If an organization that runs three hospitals can’t … secure their PACS system with a decent password, that’s the fault of the physician about as much as it’s the fault of the nurse, the janitor, the cafeteria chef, etc. … We’re just line workers. We try to do our best by patients, but we ain’t in charge of anything.
OK, but what can IT do about it? imidan’s suggestion is clouded by their gender presumption:
The IT guy needs to talk to the lawyer and the insurance guy. The lawyer will **** his pants at the HIPAA violation, and the insurance guy will **** his pants at the likely cost of judgment for the inevitable prosecution.
The three of them can go to the person in charge and explain the problem in terms of the technical, legal, and financial. When it’s clear that the fallout of prosecution includes fines so big they make the practice uninsurable, jail time for personnel who wantonly violated, and the loss of license for doctors, I would hope they’d listen.

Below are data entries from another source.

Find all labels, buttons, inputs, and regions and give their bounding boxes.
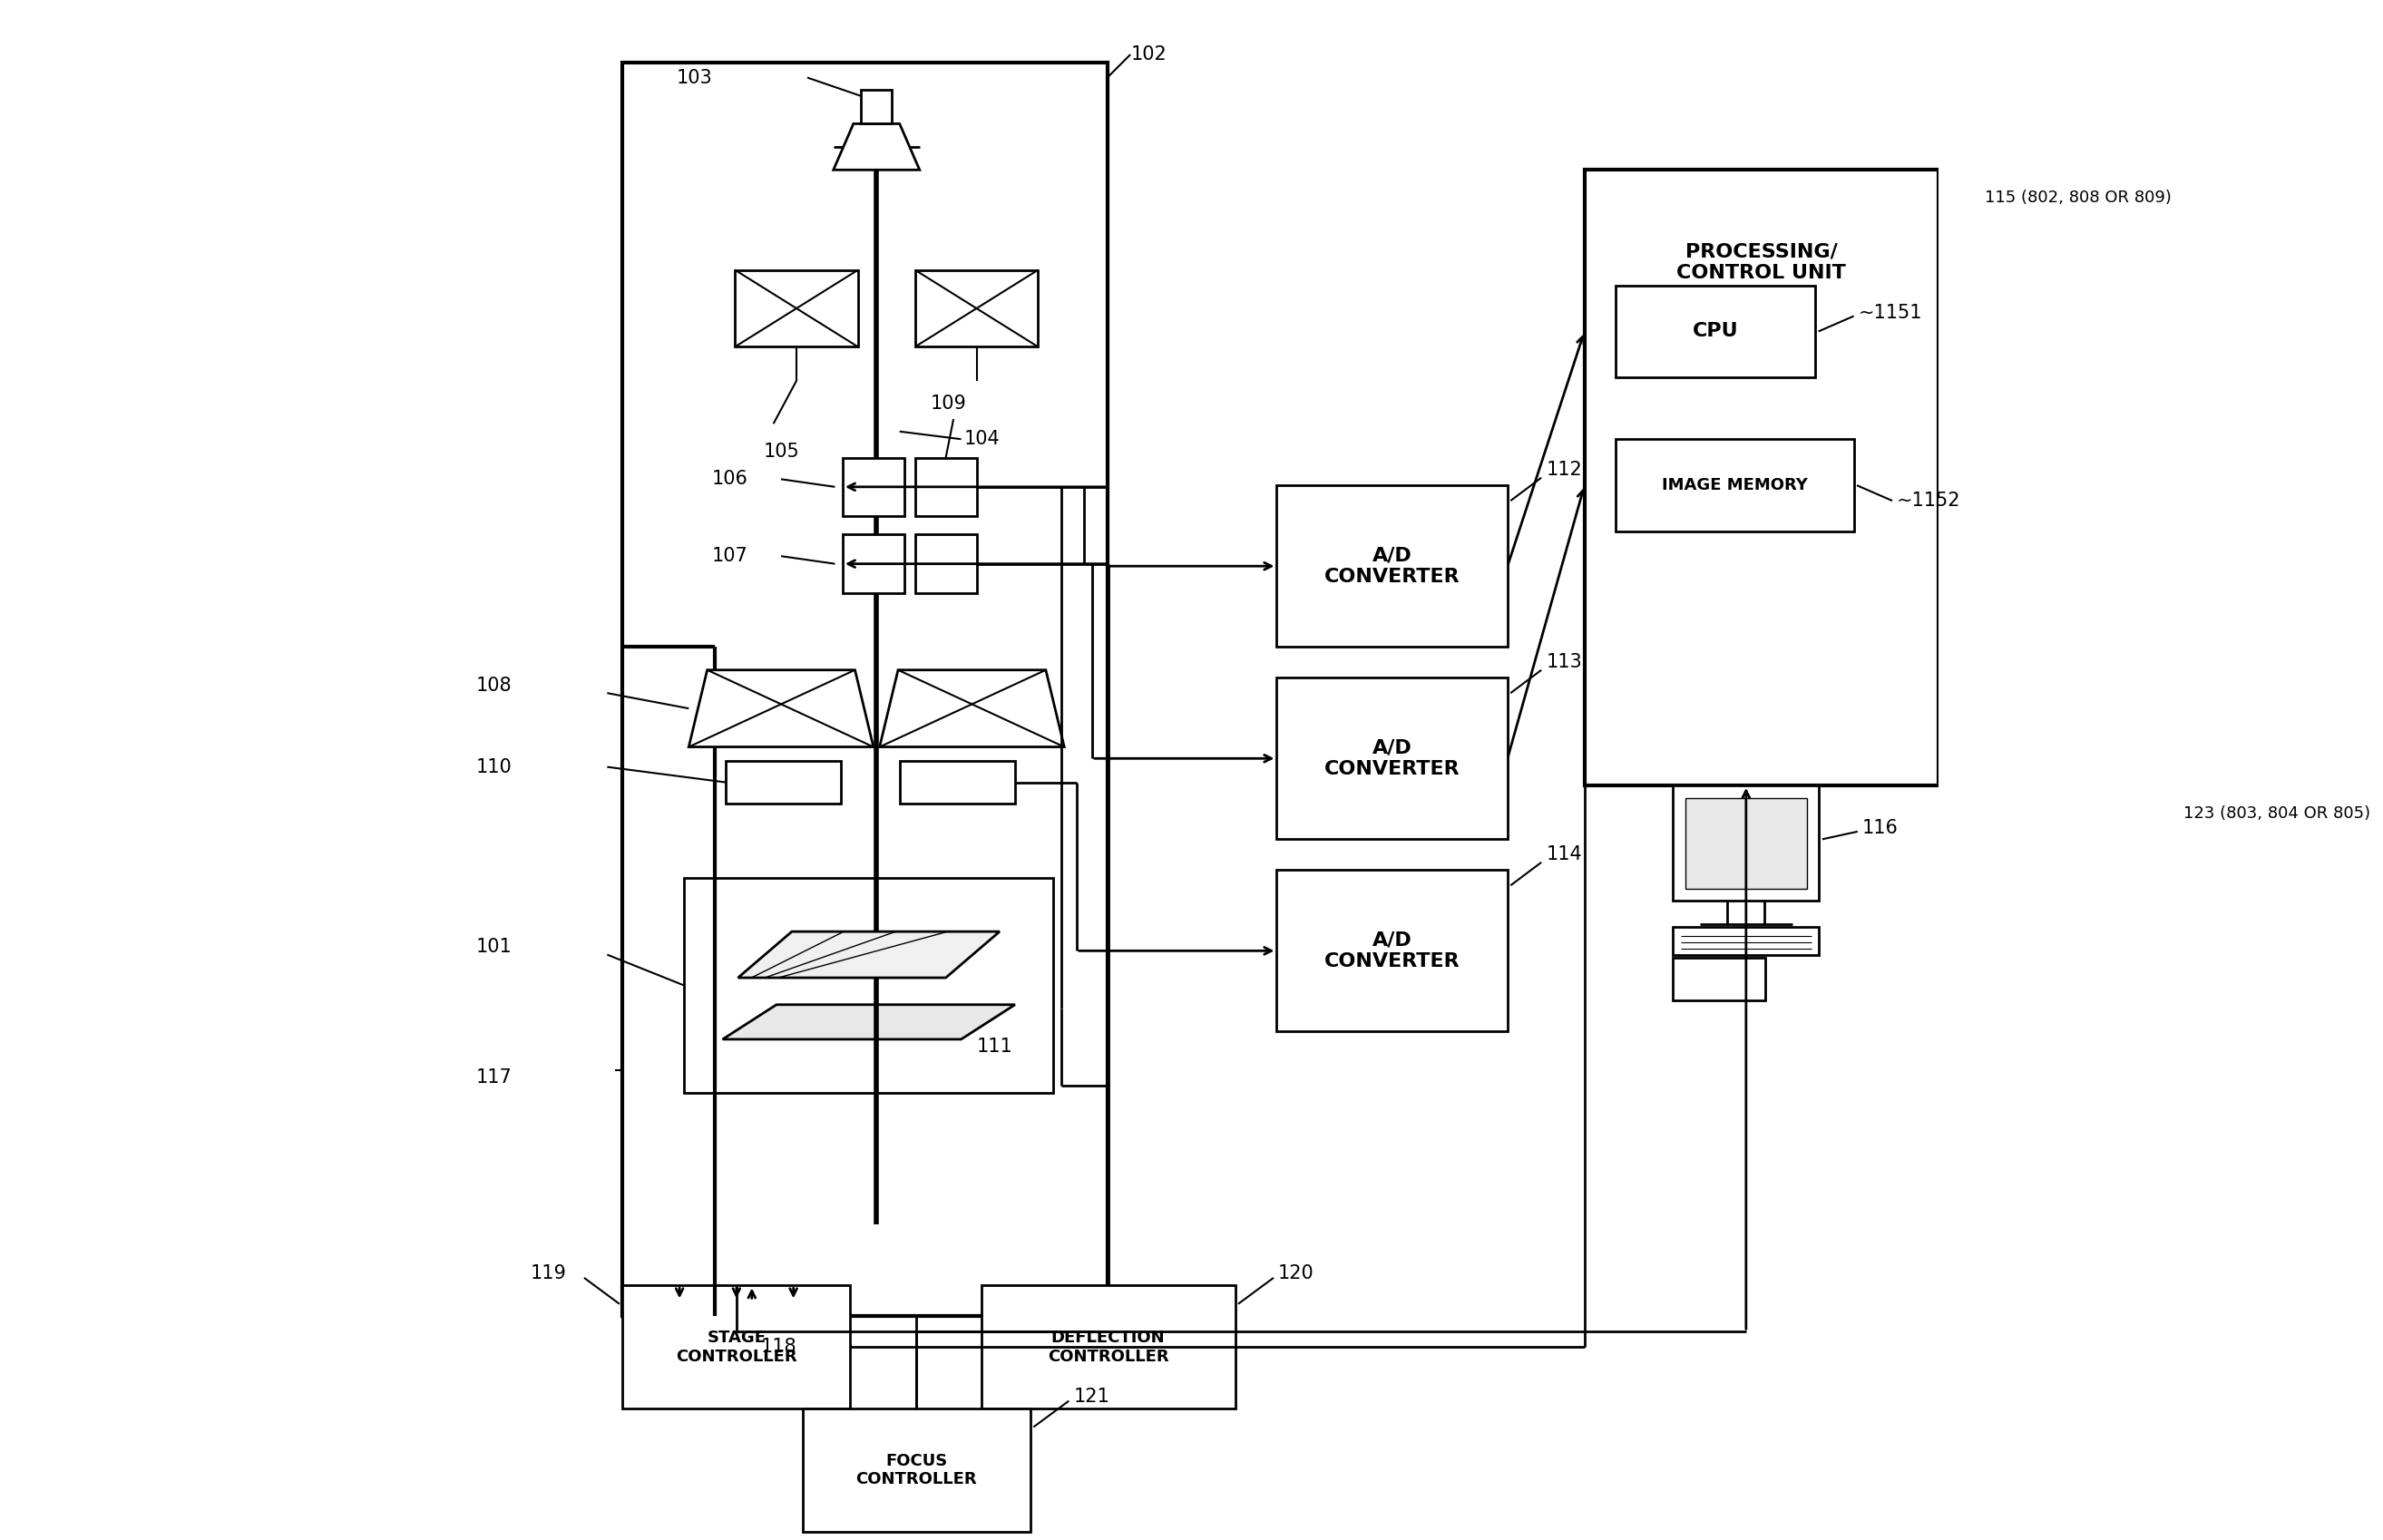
Text: 109: 109: [929, 394, 967, 413]
Bar: [915, 457, 977, 516]
Bar: [1685, 798, 1806, 889]
Polygon shape: [722, 1004, 1015, 1040]
Text: ~1151: ~1151: [1859, 303, 1923, 322]
Text: 112: 112: [1547, 460, 1582, 479]
Text: 101: 101: [477, 938, 512, 956]
Bar: [1277, 485, 1508, 647]
Text: IMAGE MEMORY: IMAGE MEMORY: [1661, 477, 1806, 493]
Text: 115 (802, 808 OR 809): 115 (802, 808 OR 809): [1985, 189, 2171, 206]
Bar: [1277, 678, 1508, 839]
Text: 123 (803, 804 OR 805): 123 (803, 804 OR 805): [2183, 805, 2371, 821]
Text: 117: 117: [477, 1069, 512, 1087]
Bar: [844, 534, 903, 593]
Text: FOCUS
CONTROLLER: FOCUS CONTROLLER: [855, 1452, 977, 1488]
Text: 102: 102: [1130, 45, 1168, 63]
Text: 104: 104: [965, 430, 1001, 448]
Bar: [1277, 870, 1508, 1032]
Text: CPU: CPU: [1692, 322, 1737, 340]
Text: STAGE
CONTROLLER: STAGE CONTROLLER: [677, 1329, 796, 1364]
Polygon shape: [622, 62, 1108, 1317]
Polygon shape: [879, 670, 1065, 747]
Text: A/D
CONVERTER: A/D CONVERTER: [1325, 739, 1461, 778]
Bar: [803, 1409, 1029, 1532]
Text: A/D
CONVERTER: A/D CONVERTER: [1325, 932, 1461, 970]
Polygon shape: [739, 932, 998, 978]
Text: A/D
CONVERTER: A/D CONVERTER: [1325, 547, 1461, 585]
Bar: [1673, 958, 1766, 1001]
Text: 119: 119: [531, 1264, 567, 1283]
Text: 105: 105: [763, 442, 798, 460]
Bar: [1673, 927, 1818, 955]
Text: 114: 114: [1547, 845, 1582, 864]
Text: PROCESSING/
CONTROL UNIT: PROCESSING/ CONTROL UNIT: [1678, 243, 1847, 282]
Bar: [734, 270, 858, 346]
Bar: [1616, 439, 1854, 531]
Bar: [622, 1286, 851, 1409]
Text: ~1152: ~1152: [1897, 491, 1961, 510]
Ellipse shape: [2030, 938, 2140, 981]
Bar: [901, 761, 1015, 804]
Text: 121: 121: [1072, 1388, 1110, 1406]
Text: 106: 106: [713, 470, 748, 488]
Bar: [860, 89, 891, 123]
Text: 120: 120: [1277, 1264, 1315, 1283]
Bar: [1673, 785, 1818, 901]
Text: 113: 113: [1547, 653, 1582, 671]
Bar: [915, 534, 977, 593]
Polygon shape: [834, 123, 920, 169]
Bar: [915, 270, 1039, 346]
Bar: [684, 878, 1053, 1093]
Text: 103: 103: [677, 68, 713, 86]
Bar: [727, 761, 841, 804]
Text: 118: 118: [760, 1338, 796, 1357]
Text: 111: 111: [977, 1038, 1013, 1056]
Text: 110: 110: [477, 758, 512, 776]
Text: 108: 108: [477, 676, 512, 695]
Bar: [982, 1286, 1234, 1409]
Text: 107: 107: [713, 547, 748, 565]
Bar: [1585, 169, 1937, 785]
Polygon shape: [689, 670, 875, 747]
Text: 116: 116: [1861, 819, 1899, 838]
Bar: [844, 457, 903, 516]
Bar: [1616, 285, 1816, 377]
Text: DEFLECTION
CONTROLLER: DEFLECTION CONTROLLER: [1049, 1329, 1168, 1364]
Ellipse shape: [2030, 802, 2140, 845]
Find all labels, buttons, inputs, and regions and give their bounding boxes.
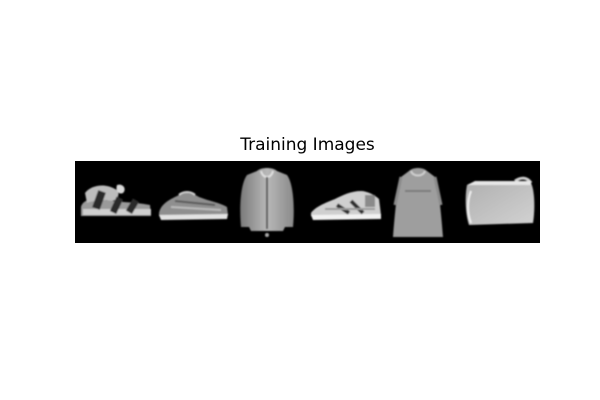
sneaker-icon bbox=[159, 191, 228, 220]
sneaker-icon bbox=[311, 191, 381, 220]
sandal-icon bbox=[81, 184, 151, 216]
dress-icon bbox=[393, 168, 443, 237]
figure-title: Training Images bbox=[240, 135, 375, 155]
training-image-grid bbox=[75, 161, 540, 243]
coat-icon bbox=[240, 168, 294, 237]
bag-icon bbox=[465, 176, 535, 225]
image-grid-svg bbox=[81, 168, 535, 237]
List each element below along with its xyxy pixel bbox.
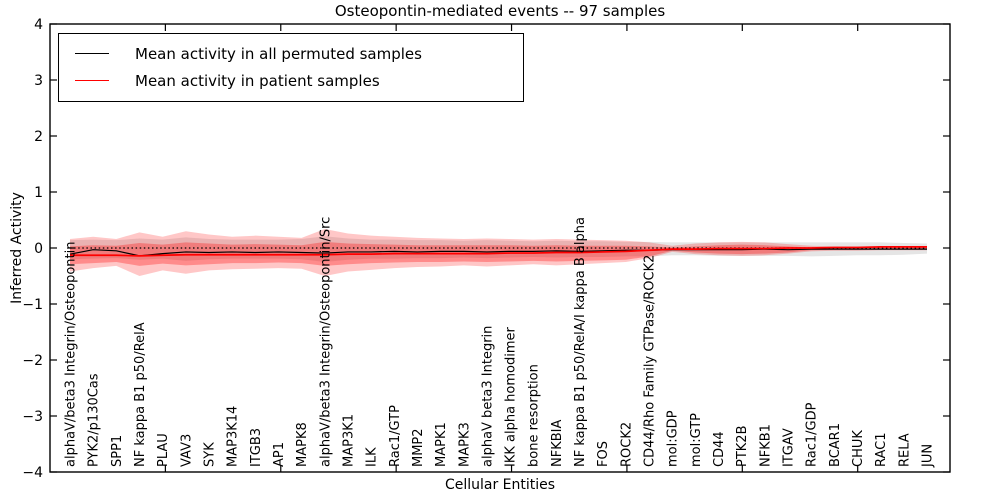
x-category-label: MAPK8	[295, 422, 310, 467]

It gets worse. wswope has this head-meets desk moment:
Fun experiment: use Google Maps API to search a major US metro area for medical practices. Pick out any websites that don’t use TLS. Crawl them for HTML forms that include common PHI keywords. You’ll find a lot.
Meanwhile, what of our neighbors to the north? Here’s ceoyoyo:
Here in Canada, hospitals are super paranoid about their PACS. As originally designed, PACS really couldn’t transmit images over the Internet at all, and most hospitals still have it configured that way.